UTI Primary Equity Fund may have stuck to a large-cap, diversified portfolio but that's half the job well done. In the absence of active management, the fund's returns since launch have been paltry.
Launched in April 1995, the fund seeks long-term capital appreciation with up to 90% investment in equities. Further, at least 50% of the corpus is aimed at initial primary issues or IPOs. However, with primary markets in a limbo for most part of its tenure, UTI Primary Equity Fund has primarily focussed on index heavyweights. Apart from a diversified milieu, the fund has largely steered clear concentrated holdings in individual stocks or sectors. For instance, even at the peak of the tech rally, the fund had only a third of its assets in technology stocks. However, the fund suffers from the UTI syndrome of an overly diversified portfolio - in April 2001, the Rs 77 crore fund was spread across 63 securities with several marginal holdings, which are a drag on the portfolio. Today, the fund is also almost fully out of the technology sector with investments largely in the FMCG and cyclical sectors of metals, diversified, engineering, energy and construction.

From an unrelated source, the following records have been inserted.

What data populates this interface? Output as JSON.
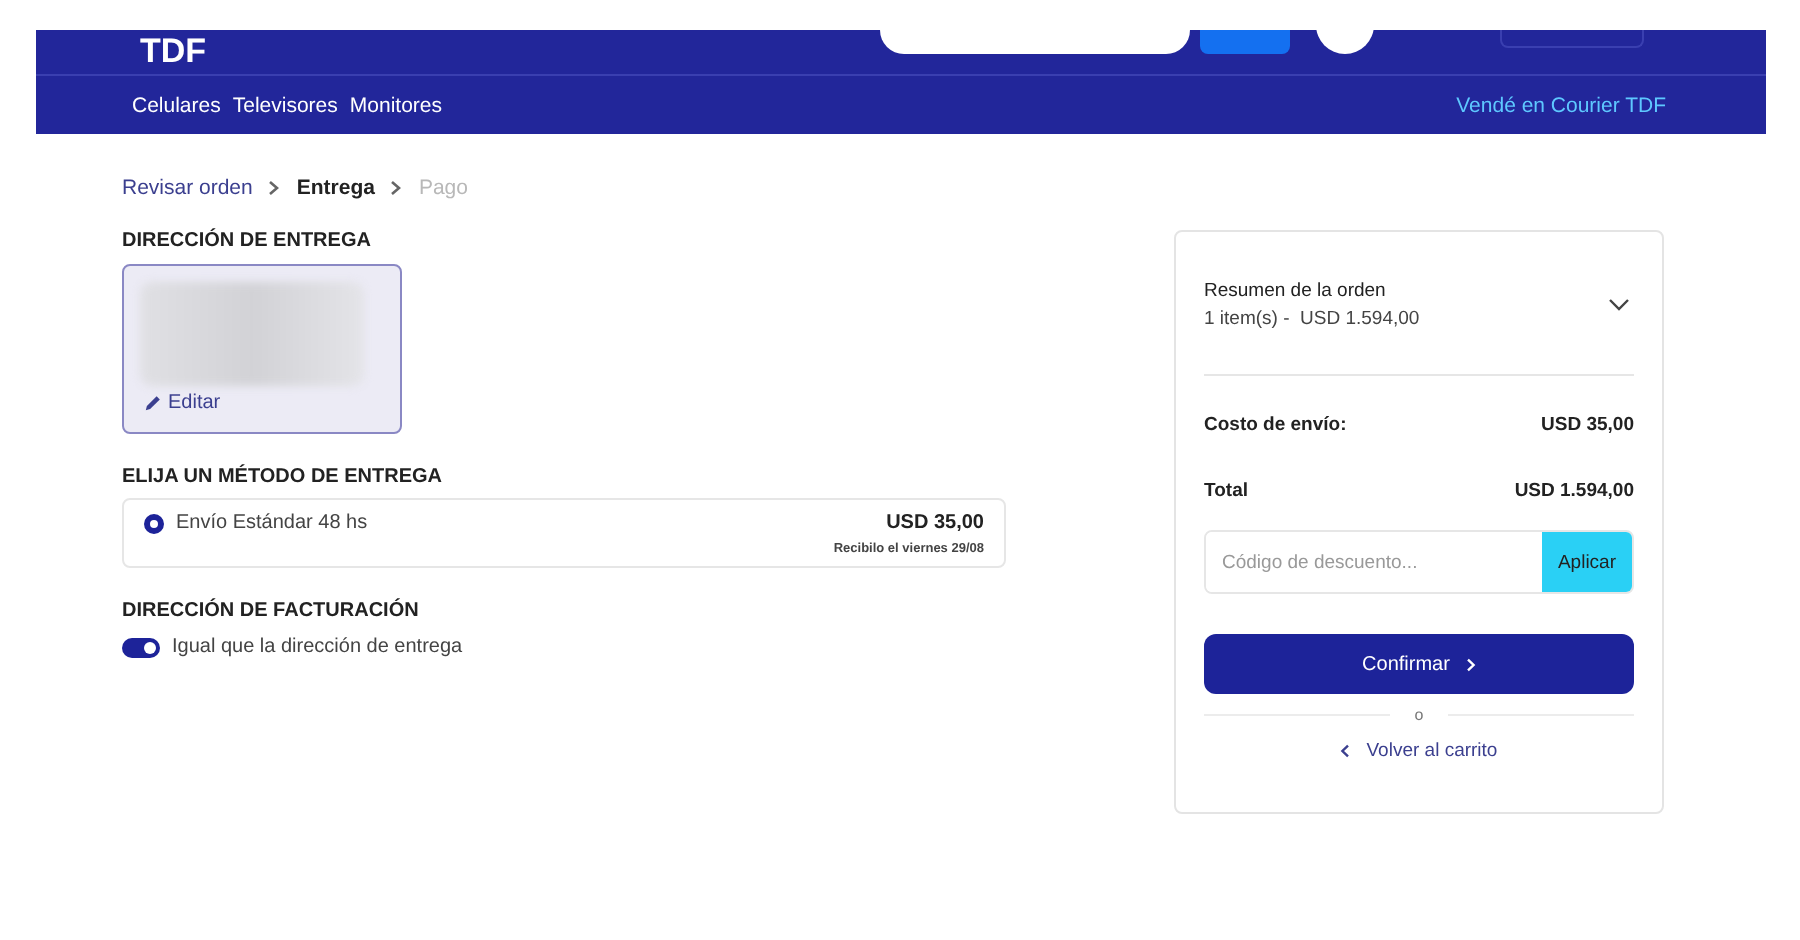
{
  "header": {
    "logo": "TDF",
    "nav": [
      "Celulares",
      "Televisores",
      "Monitores"
    ],
    "sell_link": "Vendé en Courier TDF"
  },
  "breadcrumb": [
    {
      "label": "Revisar orden",
      "selected": false,
      "disabled": false
    },
    {
      "label": "Entrega",
      "selected": true,
      "disabled": false
    },
    {
      "label": "Pago",
      "selected": false,
      "disabled": true
    }
  ],
  "delivery_address": {
    "title": "DIRECCIÓN DE ENTREGA",
    "edit": "Editar"
  },
  "delivery_method": {
    "title": "ELIJA UN MÉTODO DE ENTREGA",
    "options": [
      {
        "name": "Envío Estándar 48 hs",
        "price": "USD 35,00",
        "note": "Recibilo el viernes 29/08",
        "selected": true
      }
    ]
  },
  "billing": {
    "title": "DIRECCIÓN DE FACTURACIÓN",
    "same_as_delivery": {
      "label": "Igual que la dirección de entrega",
      "on": true
    }
  },
  "summary": {
    "title": "Resumen de la orden",
    "subtitle": "1 item(s) -  USD 1.594,00",
    "expanded": false,
    "lines": [
      {
        "label": "Costo de envío:",
        "value": "USD 35,00"
      },
      {
        "label": "Total",
        "value": "USD 1.594,00"
      }
    ],
    "discount": {
      "placeholder": "Código de descuento...",
      "button": "Aplicar"
    },
    "confirm": "Confirmar",
    "separator": "o",
    "back": "Volver al carrito"
  }
}
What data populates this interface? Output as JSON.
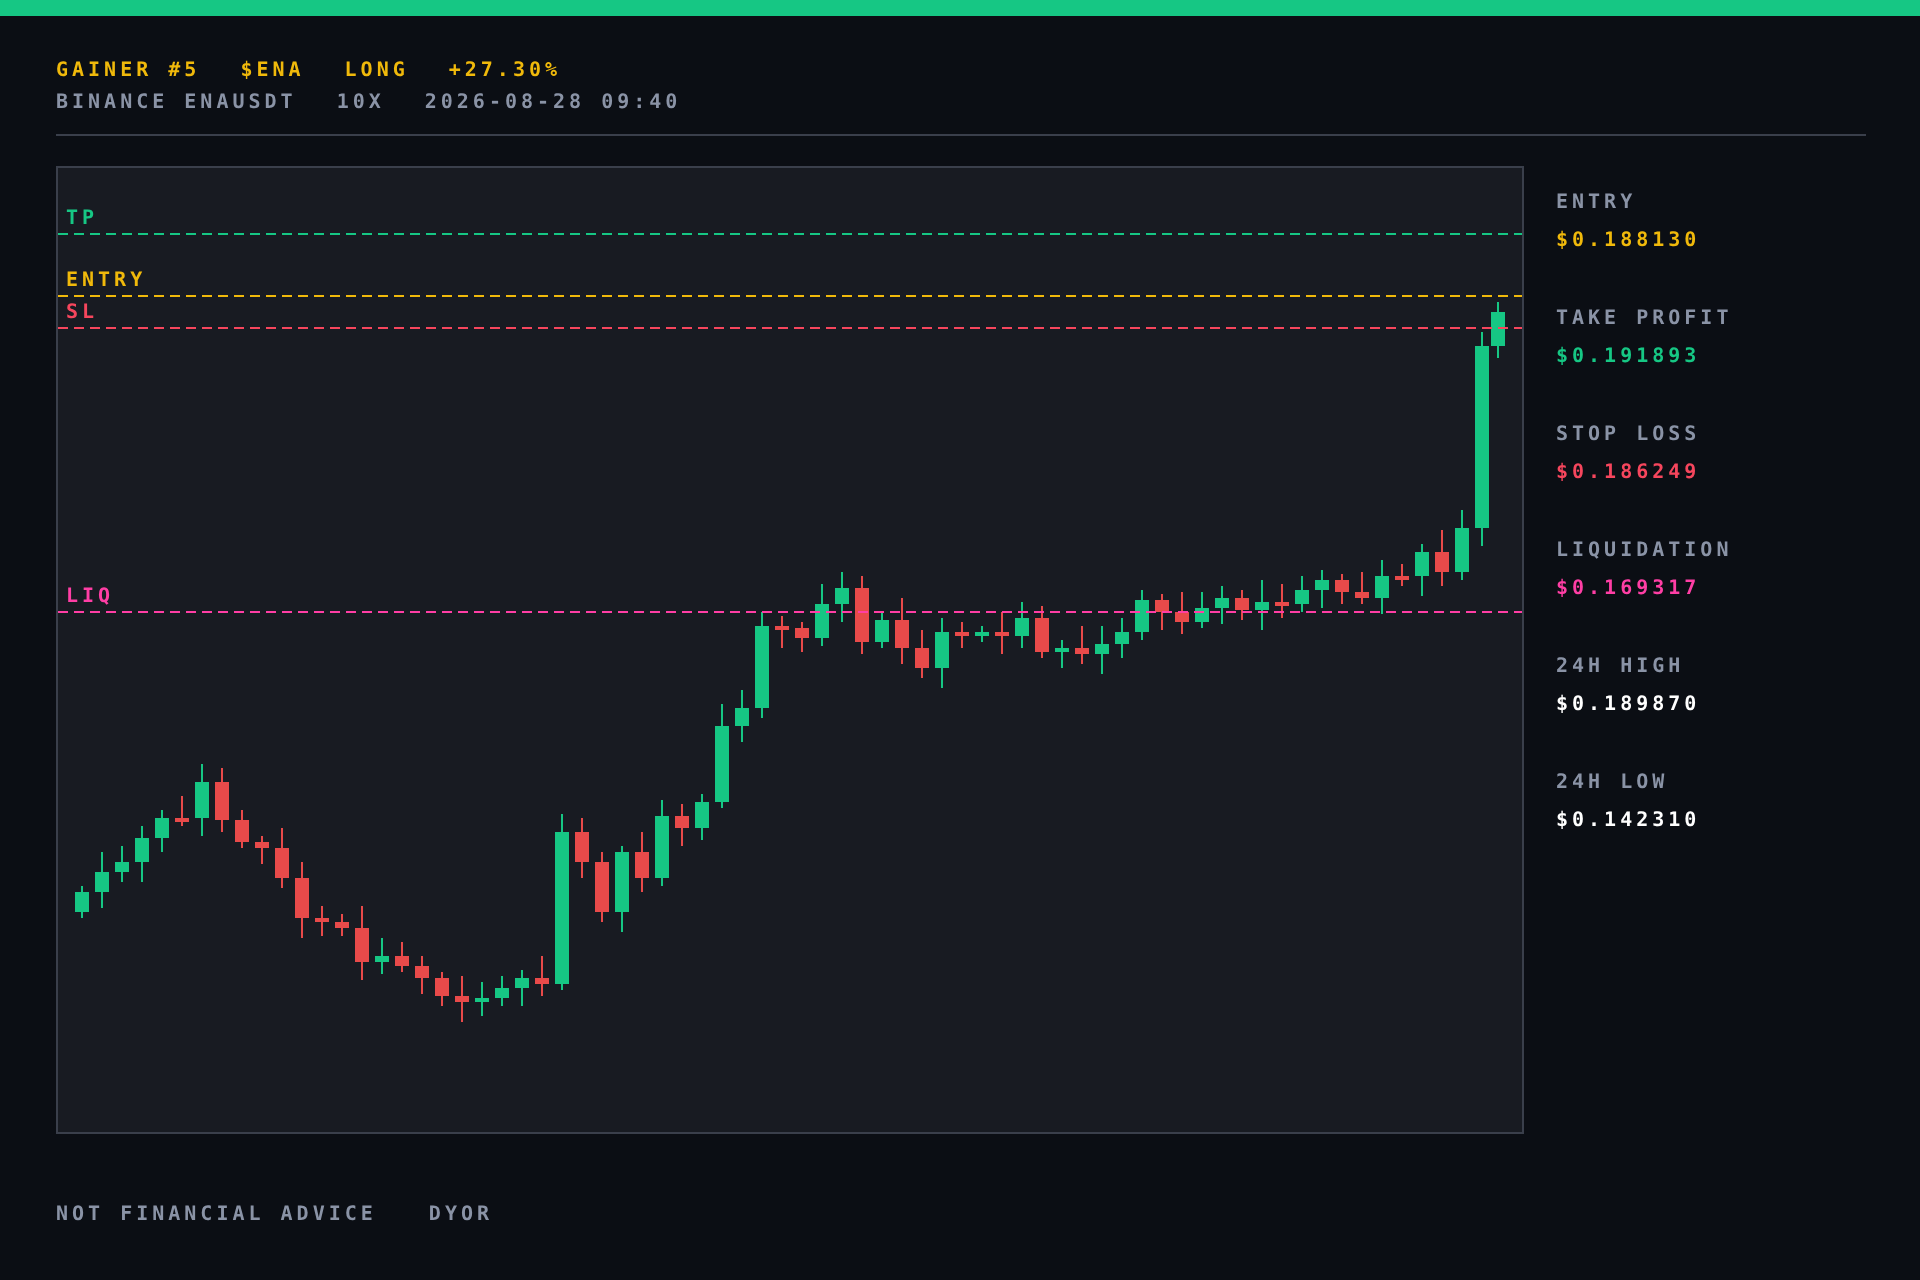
{
  "header": {
    "title": [
      "GAINER #5",
      "$ENA",
      "LONG",
      "+27.30%"
    ],
    "subtitle": [
      "BINANCE ENAUSDT",
      "10X",
      "2026-08-28 09:40"
    ]
  },
  "chart": {
    "price_lines": [
      {
        "label": "TP",
        "kind": "tp",
        "color": "#16c784"
      },
      {
        "label": "ENTRY",
        "kind": "entry",
        "color": "#f0b90b"
      },
      {
        "label": "SL",
        "kind": "sl",
        "color": "#f6465d"
      },
      {
        "label": "LIQ",
        "kind": "liq",
        "color": "#ff3ea5"
      }
    ]
  },
  "stats": [
    {
      "label": "ENTRY",
      "value": "$0.188130",
      "color": "#f0b90b"
    },
    {
      "label": "TAKE PROFIT",
      "value": "$0.191893",
      "color": "#16c784"
    },
    {
      "label": "STOP LOSS",
      "value": "$0.186249",
      "color": "#f6465d"
    },
    {
      "label": "LIQUIDATION",
      "value": "$0.169317",
      "color": "#ff3ea5"
    },
    {
      "label": "24H HIGH",
      "value": "$0.189870",
      "color": "#ffffff"
    },
    {
      "label": "24H LOW",
      "value": "$0.142310",
      "color": "#ffffff"
    }
  ],
  "footer": [
    "NOT FINANCIAL ADVICE",
    "DYOR"
  ]
}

Despite an impressive initial mobilisation and top holdings in industry leaders, UTI Primary Equity Fund has failed to deliver in the long run with a return since launch at a measly 4.8%. Thus, the fund has been under sustained redemption pressure with unit capital plunging from Rs 182 crore in 1996 to only 66 crore in 2000. The passive investment strategy has been a blessing in disguise since early 2000 with the fund outperforming its category average with lower losses. Yet, this short-term performance does not inspire much confidence to stay put.